Further, Fresán has a special way of describing (inventing) the normal and mundane. For example, airports in The Invented Part are not just airports:
Airports are like enormous and devouring leviathans run aground on the shore of all things, too heavy to be pushed back out to sea. Airports are like cathedrals of an always late and retarded faith . . . and airports are the sanctuary where everyone prays and begs that their flights leave on time, and that they arrive on time, and that their luggage doesn’t disappear in some wrinkle in space-time, and that everything that goes up does come down but doesn’t fall amen. Airports are like hospitals: you know when you go in but not when you’ll come out and you sit there like something patient, something passing.
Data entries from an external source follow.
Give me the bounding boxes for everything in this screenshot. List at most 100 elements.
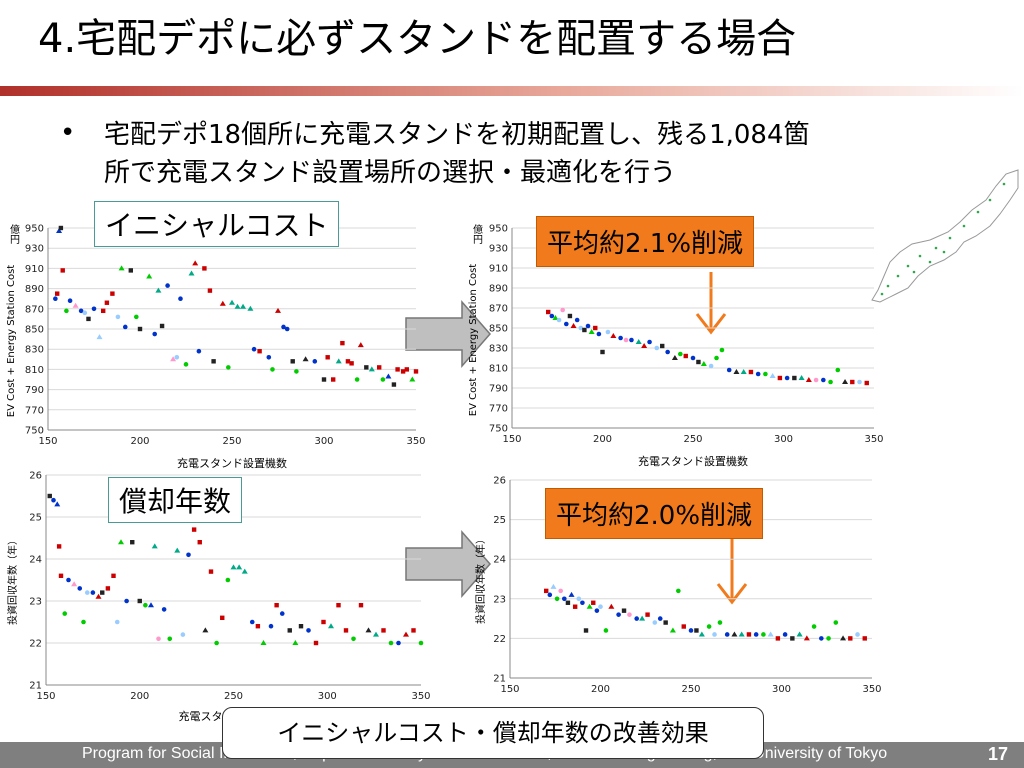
data-point (161, 607, 167, 612)
data-point (90, 590, 96, 595)
data-point (186, 552, 191, 558)
data-point (738, 631, 745, 637)
data-point (180, 632, 186, 637)
data-point (784, 375, 790, 381)
data-point (55, 291, 60, 296)
data-point (354, 377, 360, 382)
data-point (413, 369, 419, 374)
data-point (585, 323, 591, 329)
y-tick-label: 26 (493, 476, 506, 487)
y-tick-label: 24 (493, 555, 506, 566)
data-point (279, 611, 285, 616)
y-tick-label: 850 (489, 324, 508, 335)
data-point (683, 353, 688, 359)
data-point (570, 323, 577, 328)
data-point (343, 628, 349, 633)
x-axis-label: 充電スタンド設置機数 (177, 456, 287, 470)
y-tick-label: 770 (25, 405, 44, 416)
data-point (719, 347, 725, 353)
data-point (775, 636, 781, 641)
data-point (100, 590, 105, 595)
data-point (578, 325, 584, 331)
y-tick-label: 23 (29, 597, 42, 608)
data-point (835, 367, 841, 373)
data-point (111, 573, 116, 578)
data-point (593, 325, 598, 331)
data-point (404, 367, 409, 372)
data-point (77, 586, 83, 591)
data-point (647, 339, 652, 345)
data-point (805, 377, 812, 382)
data-point (608, 603, 615, 609)
data-point (635, 339, 642, 344)
data-point (321, 619, 326, 625)
data-point (287, 628, 292, 633)
title-underline (0, 86, 1024, 96)
data-point (230, 564, 237, 570)
okinawa-map-image (871, 169, 1019, 303)
data-point (409, 376, 416, 382)
data-point (137, 598, 142, 604)
y-tick-label: 770 (489, 404, 508, 415)
data-point (95, 593, 102, 599)
data-point (84, 590, 90, 595)
data-point (391, 382, 397, 387)
y-tick-label: 750 (25, 426, 44, 437)
data-point (202, 627, 209, 633)
data-point (148, 602, 154, 608)
data-point (629, 337, 634, 343)
data-point (165, 283, 170, 288)
data-point (340, 340, 345, 346)
y-tick-label: 930 (489, 244, 508, 255)
data-point (56, 544, 62, 549)
data-point (694, 628, 699, 633)
data-point (191, 527, 197, 532)
data-point (249, 619, 255, 625)
data-point (605, 329, 611, 335)
data-point (660, 343, 665, 349)
data-point (546, 309, 551, 315)
data-point (174, 547, 181, 553)
data-point (813, 377, 819, 383)
data-point (580, 600, 585, 606)
y-axis-label: EV Cost + Energy Station Cost (468, 264, 479, 417)
x-tick-label: 150 (38, 436, 57, 447)
data-point (562, 596, 567, 602)
cost-reduction-callout: 平均約2.1%削減 (536, 216, 755, 267)
data-point (151, 543, 158, 549)
data-point (207, 288, 213, 293)
x-tick-label: 200 (130, 436, 149, 447)
data-point (240, 303, 247, 309)
data-point (588, 329, 595, 334)
data-point (302, 356, 309, 362)
right-arrow-icon (405, 300, 491, 368)
x-axis-label: 充電スタンド設置機数 (638, 454, 748, 468)
y-tick-label: 890 (25, 284, 44, 295)
bullet-line-1: 宅配デポ18個所に充電スタンドを初期配置し、残る1,084箇 (104, 120, 810, 150)
data-point (143, 602, 148, 608)
data-point (197, 540, 202, 545)
data-point (556, 317, 562, 323)
data-point (266, 354, 272, 360)
data-point (396, 640, 401, 646)
data-point (60, 268, 65, 273)
y-tick-label: 25 (29, 513, 42, 524)
data-point (156, 636, 161, 642)
data-point (706, 624, 712, 629)
data-point (66, 577, 71, 583)
data-point (598, 604, 603, 610)
chart-payback_after: 21 22 23 24 25 26 150 200 250 300 350 投資回収年数（年） (474, 476, 882, 696)
data-point (552, 315, 559, 320)
data-point (558, 588, 563, 594)
data-point (211, 359, 216, 364)
data-point (583, 628, 589, 633)
right-arrow-icon (405, 530, 491, 598)
y-tick-label: 22 (493, 634, 506, 645)
data-point (618, 335, 623, 341)
data-point (373, 631, 379, 637)
data-point (118, 539, 124, 545)
y-tick-label: 790 (25, 385, 44, 396)
data-point (368, 366, 375, 372)
data-point (565, 600, 571, 605)
y-tick-label: 21 (29, 681, 42, 692)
And oversharing and not just oversharing:
Being missed has gone missing. Being familiar with so much doesn’t mean knowing more. There was a time when the definitive proof of success was the very ability to disappear, to be impossible to find, to have nobody know where you are. To be unreachable. To be outside everything.
Lastly and importantly, The Invented Part contains warnings for the future of the book in our age of technological screens and our inability to be disconnected. For example, it is stated that:
E-readers, supposedly, help to facilitate and accelerate the reading experience, but actually it seems, end up removing the desire to continue readings. But—breaking ancient news, stope the presses—we still read at the same speed as Aristotle. About four hundred fifty words a minute. So, all that external electric velocity at our disposal ends up colliding with our more deliberate internal electricity. In other words: machines are faster and faster but we are not. We haven’t gained much and, along the way, we’ve lost the exquisite pleasure of leisure, which is how and where the stuff of hopes and dreams is made. We live and create, determined to increase out machines’ capacity to store a number of books that we’ll never be able to read. . . . It seems to me that the paper book is nearer out rhythm (there are nights when I deeply envy the environment of the nineteenth century when it comes to reading nineteenth-century novels by candlelight).
In closing, The Invented Part is a work that I will repeatedly refer to, interact with, and re-read as it captures and questions my relationship with literature in magical and embarrassing ways that will continually change as I refamiliarize myself with the classics, expose myself to new works, and go through the process of aging. This tome will be proudly placed next to my copies of 2666 and People of Paper, both of which also relay the same essence, but through vastly different methods.